Geplaatst op 15 december 2015
Buiten de broedtijd is de rotgans een zeegans. Een zeegansje eigenlijk, want groot is hij allerminst. Een eider is zwaarder! Rotganzen hebben echter veel langere vleugels dan eiders en zijn dan ook goede vliegers. ’s Winters zitten ze graag op graslanden in de buurt van zee, waar ze ’s avonds heentrekken om te slapen.
Oorspronkelijk leefden ze ’s winters op kwelders en op de Waddenzee, waar ze vooral zeegras aten. In het voorjaar eten ze nog steeds graag zoutminnende planten. Pas eind mei trekken ze weer naar hun broedgebieden. Dan is het nog even wachten op het smelten van de sneeuw alvorens ze echt kunnen gaan broeden.
De rotgans heeft nog twee ondersoorten, die tegenwoordig als soorten worden beschouwd.

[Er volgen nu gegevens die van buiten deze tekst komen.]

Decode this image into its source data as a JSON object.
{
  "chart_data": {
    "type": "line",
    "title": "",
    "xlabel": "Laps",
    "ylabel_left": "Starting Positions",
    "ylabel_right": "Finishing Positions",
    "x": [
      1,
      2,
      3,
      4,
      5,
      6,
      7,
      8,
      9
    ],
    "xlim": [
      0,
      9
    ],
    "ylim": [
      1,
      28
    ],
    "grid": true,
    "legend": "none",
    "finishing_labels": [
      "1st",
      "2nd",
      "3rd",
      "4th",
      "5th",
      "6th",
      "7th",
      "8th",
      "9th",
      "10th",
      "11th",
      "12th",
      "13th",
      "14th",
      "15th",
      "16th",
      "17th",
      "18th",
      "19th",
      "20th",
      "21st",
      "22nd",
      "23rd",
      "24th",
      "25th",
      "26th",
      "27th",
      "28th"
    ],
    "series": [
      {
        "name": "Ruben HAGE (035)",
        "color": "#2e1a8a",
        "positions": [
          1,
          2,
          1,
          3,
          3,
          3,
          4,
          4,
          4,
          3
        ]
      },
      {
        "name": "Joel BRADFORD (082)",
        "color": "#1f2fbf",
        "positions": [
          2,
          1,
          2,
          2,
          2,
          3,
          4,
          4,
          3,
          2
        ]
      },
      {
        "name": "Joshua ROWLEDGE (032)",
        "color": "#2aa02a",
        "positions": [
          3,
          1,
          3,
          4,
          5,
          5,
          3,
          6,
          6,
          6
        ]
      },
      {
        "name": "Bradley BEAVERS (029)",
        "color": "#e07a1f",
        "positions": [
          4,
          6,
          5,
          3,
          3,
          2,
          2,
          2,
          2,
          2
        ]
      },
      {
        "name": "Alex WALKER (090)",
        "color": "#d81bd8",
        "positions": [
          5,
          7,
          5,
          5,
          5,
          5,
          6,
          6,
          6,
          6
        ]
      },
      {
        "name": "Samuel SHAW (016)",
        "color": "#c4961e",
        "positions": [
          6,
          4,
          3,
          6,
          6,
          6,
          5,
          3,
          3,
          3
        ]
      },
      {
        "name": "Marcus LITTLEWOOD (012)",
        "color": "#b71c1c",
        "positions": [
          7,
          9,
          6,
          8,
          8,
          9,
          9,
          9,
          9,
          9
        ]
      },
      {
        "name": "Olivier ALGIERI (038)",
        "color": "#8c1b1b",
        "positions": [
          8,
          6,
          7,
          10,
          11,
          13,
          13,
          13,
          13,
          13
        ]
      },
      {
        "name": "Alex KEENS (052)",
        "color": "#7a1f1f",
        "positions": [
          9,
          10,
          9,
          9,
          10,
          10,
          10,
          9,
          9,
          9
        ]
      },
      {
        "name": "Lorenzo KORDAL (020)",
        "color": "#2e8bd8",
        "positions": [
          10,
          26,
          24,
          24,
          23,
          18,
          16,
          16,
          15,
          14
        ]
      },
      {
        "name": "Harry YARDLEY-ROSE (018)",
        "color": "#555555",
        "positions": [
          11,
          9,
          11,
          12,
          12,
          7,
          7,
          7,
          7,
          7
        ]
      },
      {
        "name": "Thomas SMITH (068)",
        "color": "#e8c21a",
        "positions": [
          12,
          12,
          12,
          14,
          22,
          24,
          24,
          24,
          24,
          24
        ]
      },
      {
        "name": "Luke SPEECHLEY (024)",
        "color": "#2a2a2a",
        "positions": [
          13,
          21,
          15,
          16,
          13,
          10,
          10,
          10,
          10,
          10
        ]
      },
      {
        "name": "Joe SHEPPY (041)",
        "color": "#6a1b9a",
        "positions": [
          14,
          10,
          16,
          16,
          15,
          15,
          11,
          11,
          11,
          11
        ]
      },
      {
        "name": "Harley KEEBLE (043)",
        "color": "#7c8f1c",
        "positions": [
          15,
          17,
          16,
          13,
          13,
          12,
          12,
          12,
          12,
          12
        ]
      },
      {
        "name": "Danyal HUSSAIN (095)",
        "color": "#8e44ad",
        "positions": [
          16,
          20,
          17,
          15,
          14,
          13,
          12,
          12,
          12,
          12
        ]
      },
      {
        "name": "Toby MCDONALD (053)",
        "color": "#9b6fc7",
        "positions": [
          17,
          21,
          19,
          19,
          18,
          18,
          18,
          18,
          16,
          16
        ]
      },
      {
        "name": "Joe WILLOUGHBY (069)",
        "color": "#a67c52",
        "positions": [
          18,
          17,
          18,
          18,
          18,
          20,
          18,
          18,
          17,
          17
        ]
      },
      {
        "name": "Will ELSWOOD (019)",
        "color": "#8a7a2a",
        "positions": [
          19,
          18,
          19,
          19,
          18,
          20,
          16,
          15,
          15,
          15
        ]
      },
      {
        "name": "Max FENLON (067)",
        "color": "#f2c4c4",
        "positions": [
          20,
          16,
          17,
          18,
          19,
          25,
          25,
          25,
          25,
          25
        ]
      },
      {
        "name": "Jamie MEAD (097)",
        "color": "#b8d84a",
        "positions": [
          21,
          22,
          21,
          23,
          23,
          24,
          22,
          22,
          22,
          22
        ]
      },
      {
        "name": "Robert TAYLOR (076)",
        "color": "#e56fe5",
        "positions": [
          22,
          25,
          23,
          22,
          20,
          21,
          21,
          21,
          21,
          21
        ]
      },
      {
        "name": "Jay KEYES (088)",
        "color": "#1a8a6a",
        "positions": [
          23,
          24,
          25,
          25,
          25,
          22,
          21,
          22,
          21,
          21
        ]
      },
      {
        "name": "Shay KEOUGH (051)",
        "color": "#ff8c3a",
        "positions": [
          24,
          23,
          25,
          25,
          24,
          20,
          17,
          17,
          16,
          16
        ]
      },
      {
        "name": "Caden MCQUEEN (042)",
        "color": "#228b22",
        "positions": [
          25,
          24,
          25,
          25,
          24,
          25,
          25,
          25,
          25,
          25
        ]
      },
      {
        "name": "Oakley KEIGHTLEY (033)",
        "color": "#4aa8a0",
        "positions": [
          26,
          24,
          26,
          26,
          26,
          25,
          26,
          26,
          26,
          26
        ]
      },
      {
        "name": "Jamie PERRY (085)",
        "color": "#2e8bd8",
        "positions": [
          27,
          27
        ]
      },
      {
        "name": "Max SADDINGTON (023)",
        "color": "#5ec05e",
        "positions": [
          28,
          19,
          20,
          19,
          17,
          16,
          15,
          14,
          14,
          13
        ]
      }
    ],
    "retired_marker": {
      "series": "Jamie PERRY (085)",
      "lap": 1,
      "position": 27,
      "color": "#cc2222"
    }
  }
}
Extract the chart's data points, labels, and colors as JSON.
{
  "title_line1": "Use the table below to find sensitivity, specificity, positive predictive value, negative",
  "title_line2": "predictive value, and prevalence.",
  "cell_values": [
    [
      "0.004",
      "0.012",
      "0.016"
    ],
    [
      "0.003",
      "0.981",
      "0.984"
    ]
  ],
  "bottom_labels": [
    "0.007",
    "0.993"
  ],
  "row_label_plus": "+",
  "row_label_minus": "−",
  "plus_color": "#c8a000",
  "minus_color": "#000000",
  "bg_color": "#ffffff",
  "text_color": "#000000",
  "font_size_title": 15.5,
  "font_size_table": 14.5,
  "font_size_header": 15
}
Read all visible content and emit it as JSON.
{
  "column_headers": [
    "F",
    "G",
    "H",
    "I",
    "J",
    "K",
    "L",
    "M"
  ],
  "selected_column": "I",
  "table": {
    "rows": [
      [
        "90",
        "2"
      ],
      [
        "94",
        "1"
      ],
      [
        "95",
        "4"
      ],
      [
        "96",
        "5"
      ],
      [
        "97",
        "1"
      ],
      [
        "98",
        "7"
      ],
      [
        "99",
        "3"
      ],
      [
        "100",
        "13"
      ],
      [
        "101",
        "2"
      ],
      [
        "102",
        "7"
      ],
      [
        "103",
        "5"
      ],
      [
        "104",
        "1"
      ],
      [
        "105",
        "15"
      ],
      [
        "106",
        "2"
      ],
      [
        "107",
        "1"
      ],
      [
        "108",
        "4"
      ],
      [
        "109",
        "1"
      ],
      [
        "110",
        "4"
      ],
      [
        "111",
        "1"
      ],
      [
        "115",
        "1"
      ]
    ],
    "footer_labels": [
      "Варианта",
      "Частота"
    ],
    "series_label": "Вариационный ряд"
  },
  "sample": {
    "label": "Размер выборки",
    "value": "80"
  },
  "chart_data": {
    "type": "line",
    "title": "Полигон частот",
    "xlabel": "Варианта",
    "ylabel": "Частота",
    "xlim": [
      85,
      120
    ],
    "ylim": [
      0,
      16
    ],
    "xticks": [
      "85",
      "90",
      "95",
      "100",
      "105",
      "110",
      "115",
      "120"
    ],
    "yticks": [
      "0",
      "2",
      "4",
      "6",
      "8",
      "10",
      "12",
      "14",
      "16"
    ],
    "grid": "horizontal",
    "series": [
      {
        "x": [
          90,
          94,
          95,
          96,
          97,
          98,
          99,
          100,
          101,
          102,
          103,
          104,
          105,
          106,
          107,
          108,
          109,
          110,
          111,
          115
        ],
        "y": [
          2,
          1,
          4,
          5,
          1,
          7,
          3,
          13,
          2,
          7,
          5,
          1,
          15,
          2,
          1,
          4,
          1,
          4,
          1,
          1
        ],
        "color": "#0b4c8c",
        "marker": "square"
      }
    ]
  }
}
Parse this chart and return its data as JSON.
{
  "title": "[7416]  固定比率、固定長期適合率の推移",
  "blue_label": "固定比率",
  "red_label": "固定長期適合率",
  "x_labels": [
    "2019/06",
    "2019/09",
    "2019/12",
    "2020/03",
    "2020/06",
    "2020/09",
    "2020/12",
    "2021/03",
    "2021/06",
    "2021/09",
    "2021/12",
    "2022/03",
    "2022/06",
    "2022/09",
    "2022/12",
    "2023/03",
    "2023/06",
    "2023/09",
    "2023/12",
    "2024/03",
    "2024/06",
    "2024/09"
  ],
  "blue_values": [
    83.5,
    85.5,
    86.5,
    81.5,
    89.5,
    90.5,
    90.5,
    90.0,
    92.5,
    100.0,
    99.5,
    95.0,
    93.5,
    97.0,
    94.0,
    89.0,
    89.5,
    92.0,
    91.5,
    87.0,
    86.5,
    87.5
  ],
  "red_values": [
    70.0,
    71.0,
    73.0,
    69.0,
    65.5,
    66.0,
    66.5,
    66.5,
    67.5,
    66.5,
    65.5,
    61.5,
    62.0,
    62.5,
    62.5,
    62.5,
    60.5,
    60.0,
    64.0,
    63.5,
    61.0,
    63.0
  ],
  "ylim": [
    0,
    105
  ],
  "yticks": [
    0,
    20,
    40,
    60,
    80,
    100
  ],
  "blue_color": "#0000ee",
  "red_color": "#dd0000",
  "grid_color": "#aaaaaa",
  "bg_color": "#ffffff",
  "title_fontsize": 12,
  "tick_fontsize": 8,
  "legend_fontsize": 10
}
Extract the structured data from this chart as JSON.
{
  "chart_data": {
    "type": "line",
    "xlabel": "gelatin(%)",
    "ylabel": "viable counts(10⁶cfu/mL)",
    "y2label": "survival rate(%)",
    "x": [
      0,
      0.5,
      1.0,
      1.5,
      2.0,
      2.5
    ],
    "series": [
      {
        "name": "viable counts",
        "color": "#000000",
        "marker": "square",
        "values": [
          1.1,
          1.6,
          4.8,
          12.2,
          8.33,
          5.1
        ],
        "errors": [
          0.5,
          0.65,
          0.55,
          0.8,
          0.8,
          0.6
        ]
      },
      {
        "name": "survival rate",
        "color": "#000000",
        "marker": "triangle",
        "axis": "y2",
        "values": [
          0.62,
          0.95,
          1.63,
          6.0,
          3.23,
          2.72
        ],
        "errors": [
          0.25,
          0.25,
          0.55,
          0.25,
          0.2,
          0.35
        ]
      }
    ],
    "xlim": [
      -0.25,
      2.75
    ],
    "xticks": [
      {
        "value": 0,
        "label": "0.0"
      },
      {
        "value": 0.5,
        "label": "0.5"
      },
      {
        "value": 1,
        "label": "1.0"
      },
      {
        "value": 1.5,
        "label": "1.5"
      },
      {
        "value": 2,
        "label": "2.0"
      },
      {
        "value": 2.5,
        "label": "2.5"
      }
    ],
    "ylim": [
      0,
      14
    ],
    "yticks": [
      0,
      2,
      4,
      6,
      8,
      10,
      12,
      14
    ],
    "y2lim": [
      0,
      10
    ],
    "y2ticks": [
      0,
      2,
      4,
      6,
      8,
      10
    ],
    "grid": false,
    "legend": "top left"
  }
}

De zeldzame zwarte rotgans uit Oost-Siberië en West-Canada en de wat minder zeldzame witbuikrotgans van Spitsbergen. De witbuikrotgans overwintert vooral in Denemarken en zien wij pas als het daar een strenge winter is. Het geluid is van alle rotganzen hetzelfde.
De opname is van een groep van een paar honderd rotganzen die rondvliegt boven hun foerageergebied op Texel. Een enorm kabaal! Het zijn bijna alle volwassen vogels, want de rotganzen kwamen in de herfst van 2015 terug met nagenoeg geen jongen. Mislukt broedseizoen. En: nee… het zijn geen rotganzen, ze héten rotganzen. Vanwege hun geluid, dat ronkt en rolt. Ze roepen hun eigen naam!